Some facts about radium: it takes 400 tons of Colorado ore to isolate 1 gram of radium. You can learn this in the DVD’s extra feature “Romance of Radium” directed by Jacques Tourneur and narrated by a guy who sounds like nothing more than an OTB cashier. Tourneur’s reportage is probably more in line with Williams’ poetics—it is stripped of melodramatic cues and distinguished acting. While every character’s performance in the feature reeks prettily of historical gravitas—that is, except for the cameo by Van Johnson, who seems to have unwittingly stumbled into history—Tourneur leaves the Curies flat and distant like half-tones from the C volume of the encyclopedia. Yet Tourneur still maintains a wonderment towards the subject, by moving into the more macabre and outré episodes in the history of radium. What the Mervyn LeRoy feature uniquely offers . . . and need I say that Williams missed an opportunity to reference LeRoy’s Golddiggers of 1933 rather than the social credit pamphlets in this section? . . . is a palpable sense of the extremities endured by the Curies, as they reduced tons of pitchblende by hand in a miserable shed, and without any sense of what they were looking for.
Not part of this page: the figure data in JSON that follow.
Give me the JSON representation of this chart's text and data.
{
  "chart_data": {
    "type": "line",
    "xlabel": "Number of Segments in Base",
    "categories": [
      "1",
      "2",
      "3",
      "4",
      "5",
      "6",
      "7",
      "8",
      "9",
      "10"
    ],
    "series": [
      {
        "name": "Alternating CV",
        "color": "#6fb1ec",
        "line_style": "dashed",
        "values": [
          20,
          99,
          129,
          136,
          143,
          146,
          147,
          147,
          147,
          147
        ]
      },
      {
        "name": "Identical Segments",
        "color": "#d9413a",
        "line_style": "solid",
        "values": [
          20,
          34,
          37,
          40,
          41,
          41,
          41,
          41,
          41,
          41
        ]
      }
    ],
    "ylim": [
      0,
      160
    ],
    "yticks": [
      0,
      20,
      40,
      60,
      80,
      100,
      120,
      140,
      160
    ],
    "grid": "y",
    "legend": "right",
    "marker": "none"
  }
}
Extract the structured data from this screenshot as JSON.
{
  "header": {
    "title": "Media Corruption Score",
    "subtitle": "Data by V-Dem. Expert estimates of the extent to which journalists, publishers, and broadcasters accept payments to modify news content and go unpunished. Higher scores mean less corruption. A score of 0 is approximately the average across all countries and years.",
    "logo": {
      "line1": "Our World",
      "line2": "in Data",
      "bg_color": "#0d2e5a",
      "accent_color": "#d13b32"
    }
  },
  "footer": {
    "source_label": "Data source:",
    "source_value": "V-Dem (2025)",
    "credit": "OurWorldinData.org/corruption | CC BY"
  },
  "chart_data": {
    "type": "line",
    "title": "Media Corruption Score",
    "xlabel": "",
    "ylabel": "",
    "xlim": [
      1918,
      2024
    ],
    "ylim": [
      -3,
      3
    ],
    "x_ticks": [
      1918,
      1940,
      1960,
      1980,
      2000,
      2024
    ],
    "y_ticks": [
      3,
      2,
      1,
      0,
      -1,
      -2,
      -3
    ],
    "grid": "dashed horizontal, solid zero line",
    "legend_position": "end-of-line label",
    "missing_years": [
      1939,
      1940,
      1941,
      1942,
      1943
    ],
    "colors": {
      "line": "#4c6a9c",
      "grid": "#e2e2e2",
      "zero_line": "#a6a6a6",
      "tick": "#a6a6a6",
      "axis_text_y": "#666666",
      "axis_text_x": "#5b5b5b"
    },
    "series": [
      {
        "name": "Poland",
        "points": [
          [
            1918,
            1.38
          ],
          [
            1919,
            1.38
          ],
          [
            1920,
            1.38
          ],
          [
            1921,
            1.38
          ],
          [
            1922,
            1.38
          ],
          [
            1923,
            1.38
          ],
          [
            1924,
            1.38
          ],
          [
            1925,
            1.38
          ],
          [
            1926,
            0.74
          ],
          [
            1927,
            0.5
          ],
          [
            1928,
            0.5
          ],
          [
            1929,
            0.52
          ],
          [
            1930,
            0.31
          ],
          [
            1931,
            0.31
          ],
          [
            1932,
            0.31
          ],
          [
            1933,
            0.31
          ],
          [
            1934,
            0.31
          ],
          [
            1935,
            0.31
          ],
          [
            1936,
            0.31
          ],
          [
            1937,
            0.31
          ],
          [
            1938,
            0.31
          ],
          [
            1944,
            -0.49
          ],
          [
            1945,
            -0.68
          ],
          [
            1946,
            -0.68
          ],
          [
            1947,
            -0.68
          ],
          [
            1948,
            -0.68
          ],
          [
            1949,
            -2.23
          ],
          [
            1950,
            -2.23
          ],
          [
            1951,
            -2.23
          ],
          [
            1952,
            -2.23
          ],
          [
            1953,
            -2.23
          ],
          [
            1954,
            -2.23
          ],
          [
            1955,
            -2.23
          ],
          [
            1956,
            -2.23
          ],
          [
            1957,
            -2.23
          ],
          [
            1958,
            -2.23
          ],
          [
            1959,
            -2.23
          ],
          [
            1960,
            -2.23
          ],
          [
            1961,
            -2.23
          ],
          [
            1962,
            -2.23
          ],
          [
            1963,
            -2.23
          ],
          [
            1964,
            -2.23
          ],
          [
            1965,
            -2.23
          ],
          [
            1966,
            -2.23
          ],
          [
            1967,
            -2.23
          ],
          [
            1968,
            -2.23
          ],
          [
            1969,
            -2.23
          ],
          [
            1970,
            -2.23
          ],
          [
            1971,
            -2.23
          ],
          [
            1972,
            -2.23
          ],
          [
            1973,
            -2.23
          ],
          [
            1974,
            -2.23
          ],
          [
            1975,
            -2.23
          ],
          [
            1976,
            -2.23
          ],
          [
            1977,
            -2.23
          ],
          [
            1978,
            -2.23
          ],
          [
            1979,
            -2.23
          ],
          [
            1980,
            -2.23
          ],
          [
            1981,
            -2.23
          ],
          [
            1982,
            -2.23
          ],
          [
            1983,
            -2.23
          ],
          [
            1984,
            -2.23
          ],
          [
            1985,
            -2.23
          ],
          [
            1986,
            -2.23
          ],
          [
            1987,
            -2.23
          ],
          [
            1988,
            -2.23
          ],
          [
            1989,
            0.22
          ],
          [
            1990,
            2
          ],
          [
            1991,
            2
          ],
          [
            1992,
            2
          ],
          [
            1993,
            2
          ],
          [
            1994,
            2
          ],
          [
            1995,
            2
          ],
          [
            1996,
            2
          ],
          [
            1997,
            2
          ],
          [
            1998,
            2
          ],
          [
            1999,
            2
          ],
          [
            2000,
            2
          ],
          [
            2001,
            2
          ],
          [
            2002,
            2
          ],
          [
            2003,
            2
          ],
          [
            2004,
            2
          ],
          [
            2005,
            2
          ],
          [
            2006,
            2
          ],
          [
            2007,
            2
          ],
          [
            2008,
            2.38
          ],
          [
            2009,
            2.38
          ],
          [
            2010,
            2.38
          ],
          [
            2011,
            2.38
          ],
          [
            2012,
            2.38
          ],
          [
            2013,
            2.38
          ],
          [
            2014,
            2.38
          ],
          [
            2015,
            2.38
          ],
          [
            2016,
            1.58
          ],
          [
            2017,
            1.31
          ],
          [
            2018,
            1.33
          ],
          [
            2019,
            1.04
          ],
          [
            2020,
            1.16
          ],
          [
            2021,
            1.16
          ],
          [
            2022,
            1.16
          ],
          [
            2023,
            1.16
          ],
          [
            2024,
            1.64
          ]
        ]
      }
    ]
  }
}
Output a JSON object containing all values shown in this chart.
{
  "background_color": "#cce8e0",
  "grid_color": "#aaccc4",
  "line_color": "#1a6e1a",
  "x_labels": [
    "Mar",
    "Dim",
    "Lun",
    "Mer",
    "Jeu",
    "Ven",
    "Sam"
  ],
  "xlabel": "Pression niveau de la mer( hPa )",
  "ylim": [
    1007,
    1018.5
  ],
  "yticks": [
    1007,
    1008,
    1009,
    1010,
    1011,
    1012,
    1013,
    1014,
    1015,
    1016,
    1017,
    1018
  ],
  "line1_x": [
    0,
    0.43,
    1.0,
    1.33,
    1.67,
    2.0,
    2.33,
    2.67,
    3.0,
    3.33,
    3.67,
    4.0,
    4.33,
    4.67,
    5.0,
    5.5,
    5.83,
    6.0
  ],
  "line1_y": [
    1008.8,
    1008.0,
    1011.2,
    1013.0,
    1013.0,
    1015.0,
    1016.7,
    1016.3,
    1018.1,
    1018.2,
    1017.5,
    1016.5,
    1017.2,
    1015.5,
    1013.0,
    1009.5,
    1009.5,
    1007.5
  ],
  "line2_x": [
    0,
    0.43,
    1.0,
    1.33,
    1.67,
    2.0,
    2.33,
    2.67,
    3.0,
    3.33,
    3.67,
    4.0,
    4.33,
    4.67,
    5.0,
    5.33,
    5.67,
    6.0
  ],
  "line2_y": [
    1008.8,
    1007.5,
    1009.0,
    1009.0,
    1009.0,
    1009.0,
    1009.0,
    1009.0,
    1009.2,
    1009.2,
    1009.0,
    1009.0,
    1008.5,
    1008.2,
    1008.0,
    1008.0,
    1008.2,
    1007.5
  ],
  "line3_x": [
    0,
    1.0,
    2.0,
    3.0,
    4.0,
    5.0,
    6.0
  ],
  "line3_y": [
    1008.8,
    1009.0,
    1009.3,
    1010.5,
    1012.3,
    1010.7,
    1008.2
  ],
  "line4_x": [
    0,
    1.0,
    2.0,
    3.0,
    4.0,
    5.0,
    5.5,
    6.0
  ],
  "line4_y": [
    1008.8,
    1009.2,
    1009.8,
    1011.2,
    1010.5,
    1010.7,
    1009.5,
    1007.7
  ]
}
So this film is for Williams not a merely a haphazard collaged reference, but a complete statement of his poetics from beginning to end. It is yet another clue that, for him, the “materiality of signifier” was not mere brute tonnage, more than just thing. The slow drama of working through tons of material is placed in the service of the discovery of a new form of matter, one that is not dead, but “alive, dynamic,” yet exceedingly rare. That this matter forms only a 1000th of a percent of actual matter—mistaken by the Curies as “extraneous” impurities because it did not fit the expected Mendeleev schema—is only more invitation to perceive material more clearly, without despair.